Ucrânia. Negociada a saída de cereais do país

por Mário Aleixo c/agências
Os cereais continuam a não poder sair da Ucrânia Valentyn Ogirenko-Reuters

A saída de cereais ucranianos do país está a ser negociada desde quinta-feira em Moscovo, por Martin Griffiths, responsável pela ajuda humanitária das Nações Unidas. O objetivo é a abertura de uma passagem marítima nos portos do mar negro.

A Ucrânia era antes da guerra um dos maiores exportadores mundiais de cereais e fertilizantes agrícolas e os seus bens eram cruciais para a segurança alimentar de áreas como o Médio Oriente e o norte de África.

A maioria dos bens alimentares ucranianos eram expedidos da antiga república soviética para o resto do mundo através dos portos do Mar Negro.

Na semana passada, o primeiro-ministro italiano, Mario Draghi, telefonou ao presidente russo, Vladimir Putin, para pedir o desbloqueio das exportações de cereais da Ucrânia, provenientes dos portos do Mar Negro e também do Mar de Azov, como Mariupol, agora invadido pelas tropas russas.

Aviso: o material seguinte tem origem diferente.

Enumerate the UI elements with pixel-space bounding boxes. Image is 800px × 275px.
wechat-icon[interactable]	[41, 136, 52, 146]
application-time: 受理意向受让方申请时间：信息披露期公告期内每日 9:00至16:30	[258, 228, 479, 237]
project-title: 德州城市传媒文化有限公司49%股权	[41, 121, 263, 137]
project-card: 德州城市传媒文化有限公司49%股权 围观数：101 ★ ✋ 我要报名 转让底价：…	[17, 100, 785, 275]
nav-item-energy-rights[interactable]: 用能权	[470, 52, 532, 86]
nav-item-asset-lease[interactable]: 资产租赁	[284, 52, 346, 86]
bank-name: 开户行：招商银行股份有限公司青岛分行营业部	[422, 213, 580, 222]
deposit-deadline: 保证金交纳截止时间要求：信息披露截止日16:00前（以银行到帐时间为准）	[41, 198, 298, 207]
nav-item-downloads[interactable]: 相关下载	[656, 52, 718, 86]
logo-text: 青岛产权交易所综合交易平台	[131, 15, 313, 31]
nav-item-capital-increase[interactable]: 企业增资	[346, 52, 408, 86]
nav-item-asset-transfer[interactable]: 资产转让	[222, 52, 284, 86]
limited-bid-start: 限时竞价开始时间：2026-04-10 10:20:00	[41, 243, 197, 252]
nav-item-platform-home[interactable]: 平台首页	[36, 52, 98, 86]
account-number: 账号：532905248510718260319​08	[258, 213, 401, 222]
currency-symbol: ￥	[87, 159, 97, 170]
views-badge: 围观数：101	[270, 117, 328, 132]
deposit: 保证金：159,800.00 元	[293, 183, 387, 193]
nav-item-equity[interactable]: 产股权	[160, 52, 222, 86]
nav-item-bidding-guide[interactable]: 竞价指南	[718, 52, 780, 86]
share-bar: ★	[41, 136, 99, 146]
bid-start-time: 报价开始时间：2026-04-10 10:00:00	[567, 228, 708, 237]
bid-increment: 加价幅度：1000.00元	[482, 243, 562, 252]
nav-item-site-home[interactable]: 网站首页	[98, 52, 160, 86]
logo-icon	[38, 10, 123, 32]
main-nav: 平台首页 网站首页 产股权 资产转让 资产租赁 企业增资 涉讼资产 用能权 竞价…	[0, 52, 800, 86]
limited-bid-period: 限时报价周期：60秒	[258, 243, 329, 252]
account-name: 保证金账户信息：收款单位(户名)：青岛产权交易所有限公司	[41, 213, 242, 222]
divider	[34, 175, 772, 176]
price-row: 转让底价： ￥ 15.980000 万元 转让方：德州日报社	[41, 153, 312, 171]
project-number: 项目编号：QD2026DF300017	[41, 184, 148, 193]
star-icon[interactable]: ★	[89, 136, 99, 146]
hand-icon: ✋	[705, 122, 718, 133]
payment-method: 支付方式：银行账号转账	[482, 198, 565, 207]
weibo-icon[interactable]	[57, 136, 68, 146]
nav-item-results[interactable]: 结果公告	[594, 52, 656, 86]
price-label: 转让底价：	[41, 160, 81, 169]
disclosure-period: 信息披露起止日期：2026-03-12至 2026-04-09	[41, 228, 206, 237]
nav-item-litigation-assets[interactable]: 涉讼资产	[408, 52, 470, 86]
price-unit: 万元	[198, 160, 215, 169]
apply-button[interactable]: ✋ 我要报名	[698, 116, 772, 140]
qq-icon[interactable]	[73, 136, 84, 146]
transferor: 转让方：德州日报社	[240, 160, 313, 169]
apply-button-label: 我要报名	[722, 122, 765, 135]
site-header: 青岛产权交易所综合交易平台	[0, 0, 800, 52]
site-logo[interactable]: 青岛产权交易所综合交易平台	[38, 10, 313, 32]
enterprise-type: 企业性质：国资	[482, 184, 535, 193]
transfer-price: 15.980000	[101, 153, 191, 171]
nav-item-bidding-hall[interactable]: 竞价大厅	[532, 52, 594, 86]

Também o ministro dos Negócios Estrangeiros russo, Serguei Lavrov, anunciou já que os presidentes russo e turco acordaram que a Turquia ajudará nas operações de desminagem dos portos da Ucrânia para permitir a exportação de cereais do país.

Reflexões pertinentes

A invasão russa da Ucrânia está a comprometer as exportações de um dos principais vendedores de cereais e complicar a vida a numerosos países importadores, alertou o dirigente de um clube de reflexão sobre agricultura.

O alerta foi feito, à AFP, durante uma mini-entrevista, por Sébastien Abis, diretor-geral do Demeter, investigador associado do Instituto de Relações Estratégicas e Internacionais (IRIS) e autor da obra “Géopolitique du blé” (Geopolítica do Trigo).

Questionado se a invasão russa pode comprometer a segurança alimentar mundial, Abis salientou que “os primeiros afetados são os ucranianos”, uma vez que “qualquer teatro de guerra tem consequências imediatas para a vida quotidiana”.

Depois, “importa lembrar que a Ucrânia é uma grande potência produtora de trigo, milho, girassol, também um pouco de soja, muita colza, cevada,… As suas produções alimentam o mercado mundial porque a Ucrânia tem necessidades internas limitadas, portanto tem volumes importantes para exportar”.

Por exemplo, “a Ucrânia é 12% das exportações mundiais de trigo, quase 20% de milho, 20% em colza. Em girassol é metade da exportação mundial! Portanto, tudo isto vai acrescentar nervosismo, mesmo muito nervosismo, nos mercados agrícolas”.

Esta crise acontece “quando os preços já estavam extremamente elevados, devido à volatilidade dos últimos meses” e antecipou que vai haver impactos sobre os preços médios, porque não há muitas alternativas em termos de origem, pelo que muitos países importadores vão ficar fragilizados”.

Abis admitiu que esta fragilidade signifique penúrias nos países importadores: “Será que os volumes ucranianos que estavam por exportar de milho e trigo vão poder sair? Em trigo trata-se de nove milhões de toneladas e em milho seis milhões a sete milhões”.

Ora, prosseguiu, “se os portos estão destruídos, se a circulação, o transporte logístico não está autorizado, pode haver quebras. Tudo isto vai evidentemente ter um impacto sobre a estabilidade dos aprovisionamentos agrícolas mundiais, os preços”.

Por outro lado, avisou, “não se podem esquecer os fertilizantes, porque a Rússia produz muito amoníaco e ureia, tal como a Ucrânia”. Ora, como os preços destes produtos “já estão muito elevados”, Abis antecipou a existência de “consequências não negligenciáveis nos custos destes fatores de produção indispensáveis à atividade agrícola”.

Por fim, sintetizou, trata-se de saber “até onde é que os países vão poder pagar muito cara uma alimentação que já é cara”.